On Broadway: Bloody Bloody Andy Jackson All About 2010 Election

You wouldn't think a hit Broadway show would be a pop-emo musical about Andrew Jackson, played as if Jackson had the looks and sex appeal of Jim Morrison combined with the soul of Karl Rove. Or that it would be about our political predicament today.

I saw the show last night and it's amazingly good, raucous, and, in my opinion, terribly sad. (My 20-year-old cousin is one of the amazing talents in it).

Despite the terrific pounding musical score (the actors,and band are fantastic), this show is really about the moment America went off the rails. Andrew Jackson was the first major American political figure whose career was based on building that fake kind of class resentment that predominates today -- upside-down class resentment designed to rip us all off to put money in the bank accounts of the real elites.

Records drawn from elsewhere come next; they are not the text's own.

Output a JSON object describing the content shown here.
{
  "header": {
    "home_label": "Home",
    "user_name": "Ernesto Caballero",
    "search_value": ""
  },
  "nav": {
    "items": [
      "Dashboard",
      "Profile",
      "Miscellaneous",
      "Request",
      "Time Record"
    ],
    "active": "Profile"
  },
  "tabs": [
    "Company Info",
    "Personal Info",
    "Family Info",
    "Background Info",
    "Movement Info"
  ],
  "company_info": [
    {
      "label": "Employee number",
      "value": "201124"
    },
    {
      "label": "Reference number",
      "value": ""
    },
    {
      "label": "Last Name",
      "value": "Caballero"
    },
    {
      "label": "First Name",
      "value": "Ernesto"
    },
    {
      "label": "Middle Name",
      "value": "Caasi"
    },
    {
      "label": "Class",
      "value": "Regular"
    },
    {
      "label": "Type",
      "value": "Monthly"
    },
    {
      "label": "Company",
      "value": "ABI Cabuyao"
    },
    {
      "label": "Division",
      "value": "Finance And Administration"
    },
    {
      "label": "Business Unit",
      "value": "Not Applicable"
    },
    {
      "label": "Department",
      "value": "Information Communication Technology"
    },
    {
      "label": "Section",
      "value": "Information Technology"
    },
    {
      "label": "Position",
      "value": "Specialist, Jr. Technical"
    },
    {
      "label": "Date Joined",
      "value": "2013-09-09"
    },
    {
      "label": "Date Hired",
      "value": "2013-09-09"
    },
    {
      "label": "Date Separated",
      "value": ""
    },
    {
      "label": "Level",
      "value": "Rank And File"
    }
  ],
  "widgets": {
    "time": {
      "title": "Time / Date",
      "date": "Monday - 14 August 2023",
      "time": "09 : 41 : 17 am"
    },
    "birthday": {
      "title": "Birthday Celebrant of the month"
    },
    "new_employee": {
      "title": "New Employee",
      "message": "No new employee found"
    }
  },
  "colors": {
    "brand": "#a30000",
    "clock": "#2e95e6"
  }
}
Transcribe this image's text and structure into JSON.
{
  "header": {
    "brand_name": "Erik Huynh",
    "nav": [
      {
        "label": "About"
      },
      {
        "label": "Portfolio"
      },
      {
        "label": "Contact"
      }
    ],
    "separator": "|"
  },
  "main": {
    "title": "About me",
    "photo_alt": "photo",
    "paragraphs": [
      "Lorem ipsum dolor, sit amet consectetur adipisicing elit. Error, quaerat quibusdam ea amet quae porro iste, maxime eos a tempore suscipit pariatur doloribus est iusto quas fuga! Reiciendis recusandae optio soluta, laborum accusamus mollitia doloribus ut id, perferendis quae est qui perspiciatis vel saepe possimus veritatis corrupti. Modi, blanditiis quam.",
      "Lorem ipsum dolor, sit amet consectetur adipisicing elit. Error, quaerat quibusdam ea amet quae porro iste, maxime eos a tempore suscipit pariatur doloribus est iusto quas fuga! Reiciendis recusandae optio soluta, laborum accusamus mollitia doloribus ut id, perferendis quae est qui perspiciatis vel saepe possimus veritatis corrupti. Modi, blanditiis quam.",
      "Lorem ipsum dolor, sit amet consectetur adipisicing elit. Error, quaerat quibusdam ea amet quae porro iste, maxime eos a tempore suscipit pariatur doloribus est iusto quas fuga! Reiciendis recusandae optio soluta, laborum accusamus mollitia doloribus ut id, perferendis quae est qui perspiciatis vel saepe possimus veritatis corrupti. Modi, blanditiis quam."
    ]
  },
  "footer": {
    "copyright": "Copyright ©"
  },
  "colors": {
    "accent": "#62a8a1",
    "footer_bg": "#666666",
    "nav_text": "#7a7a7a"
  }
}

Jackson hated the people in Washington (and Indians and blacks) and got his followers to believe that the only thing standing in the way of their "taking their country back" was by replacing the old political order with people whose sole qualification for office was hating the existing order. And knowing nothing about governance.

Jackson believed in the innate smarts of the people, so long as they (in their ignorance) endorsed his disastrous schemes (like Indian genocide, slavery, and eliminating the Bank of the United States -- that last led directly to the economic crash of 1837).

In fact, as the show points out, it didn't matter what Jackson believed so long as he pitted himself against those more educated and serious politicians who actually believed the federal government could do some good.

The sheer brilliance of this show is that it gets that American politics is essentially a repulsive cartoon, one in which buffoons appeal to the basest instincts and win. "The people" in the show's point of view are morons and will choose morons to represent them. Morons R Us.

Harsh, yes. But as we wait for the Nov. 2 election, we see that the show's creators have it right. Unfortunately, however, we don't live on stage. Faux-populism is about to run us over. Thanks, Andy Jackson.

And thanks to the people who created this show for making the impending disaster so amazingly entertaining!